The Times has a detailed featured about the aftermath of New York’s SAFE Act, a wide-ranging gun control enacted in the hasty aftermath of the mass killing in Newtown. A few lessons can be gleaned.

First, people do not like having their gun rights restricted–and they do not get over these kinds of things.

But in pushing for passage of strict new gun laws, Mr. Cuomo alienated a vocal constituency across upstate New York, a region he has otherwise wooed. In court, gun owners have challenged the constitutionality of the laws; on lawn signs and bumper stickers in places like the Catskills and western New York, they demand their repeal.

Counties, towns and villages have passed resolutions denouncing the laws, and some counties have even demanded that their official seals not be used on any paperwork relating to them. In response to an open records request, the governor’s office shared hundreds of pages of such resolutions, from far-flung places like the Adirondack town of North Hudson, with 238 residents, as well as from more populous ones like Erie County.

“The calculation when it was passed was people were going to get mad for a little while and then get over it,” Stephen J. Aldstadt, the president of the Shooters Committee on Political Education, said. “I don’t think people are getting over it.”
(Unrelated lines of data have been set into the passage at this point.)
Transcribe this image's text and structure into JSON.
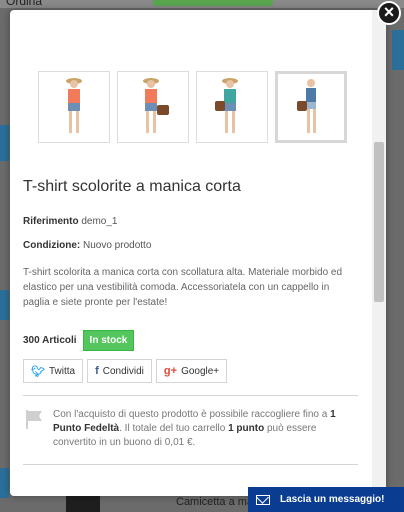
{
  "background": {
    "sort_label": "Ordina",
    "bottom_product": "Camicetta a manica"
  },
  "modal": {
    "thumbnails": [
      {
        "name": "model-orange-top-hat"
      },
      {
        "name": "model-orange-top-bag"
      },
      {
        "name": "model-teal-top-bag"
      },
      {
        "name": "model-blue-top-bag"
      }
    ],
    "title": "T-shirt scolorite a manica corta",
    "reference_label": "Riferimento",
    "reference_value": "demo_1",
    "condition_label": "Condizione:",
    "condition_value": "Nuovo prodotto",
    "description": "T-shirt scolorita a manica corta con scollatura alta. Materiale morbido ed elastico per una vestibilità comoda. Accessoriatela con un cappello in paglia e siete pronte per l'estate!",
    "quantity_text": "300 Articoli",
    "stock_label": "In stock",
    "share": {
      "twitter": "Twitta",
      "facebook": "Condividi",
      "google": "Google+"
    },
    "loyalty": {
      "part1": "Con l'acquisto di questo prodotto è possibile raccogliere fino a ",
      "points_bold": "1 Punto Fedeltà",
      "part2": ". Il totale del tuo carrello ",
      "cart_points_bold": "1 punto",
      "part3": " può essere convertito in un buono di 0,01 €."
    }
  },
  "close_symbol": "×",
  "chat_label": "Lascia un messaggio!",
  "colors": {
    "instock_green": "#55c65e",
    "chat_blue": "#0a3d91",
    "twitter": "#1da1f2",
    "facebook": "#3b5998",
    "google": "#dd4b39"
  }
}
Second, the hastily-put-together law has proved difficult to implement.

Despite its scope, the Safe Act was not everything it was originally intended to be, and there were stumbles. A provision limiting the size of gun magazines, for example, turned out to be unworkable….

Requiring background checks for ammunition sales, another aspect of the laws, has not been put into effect, because the state has not yet established a system for conducting the checks. And there are lingering questions among officials as varied as sheriffs and county clerks about what the laws require of them.

Third, making people register their guns proves to be extremely difficult, if not impossible.

One of the most controversial elements of the Safe Act was its requirement that the owners of firearms defined under the laws as assault weapons register them with the State Police.

Many gun owners said they would refuse to comply; the deadline passed on April 15. The State Police have refused to say how many gun owners have registered; a spokeswoman, Darcy Wells, asserted that such information was exempt from disclosure under New York’s Freedom of Information Law….

Some data released by the state shows that one major fear among gun owners has not come to fruition: Law enforcement officials have not gone out of their way to enforce provisions of the Safe Act against otherwise law-abiding state residents.

You don’t say!

Through late September, when data was most recently available, the state’s Division of Criminal Justice Services said that no arrests had been reported to the agency for the misdemeanor of failing to register an assault weapon — the requirement that many gun owners have openly defied.

I previously noted that as many as one million New Yorkers will not register their guns. Connecticut hasn’t even bothered to enforce their own law. About 300,000 have refused. So now what? Do the police go door to door searching for weapons?

For now, gun rights experts say, the outcome in New York is uncertain. Will the state take the initiative to seize unregistered weapons? If it doesn’t, will the new gun controls be exposed as toothless, even meaningless?

“The line in the sand has been drawn, and if Gov. Andrew Cuomo wants to send state police out on house-to-house searches and put hundreds of thousands of people in prison, they can do that,” says Dave Kopel, research director at the Independence Institute, a free-market think tank in Denver.

This experience should provide a lesson to efforts to force wide-spread registration.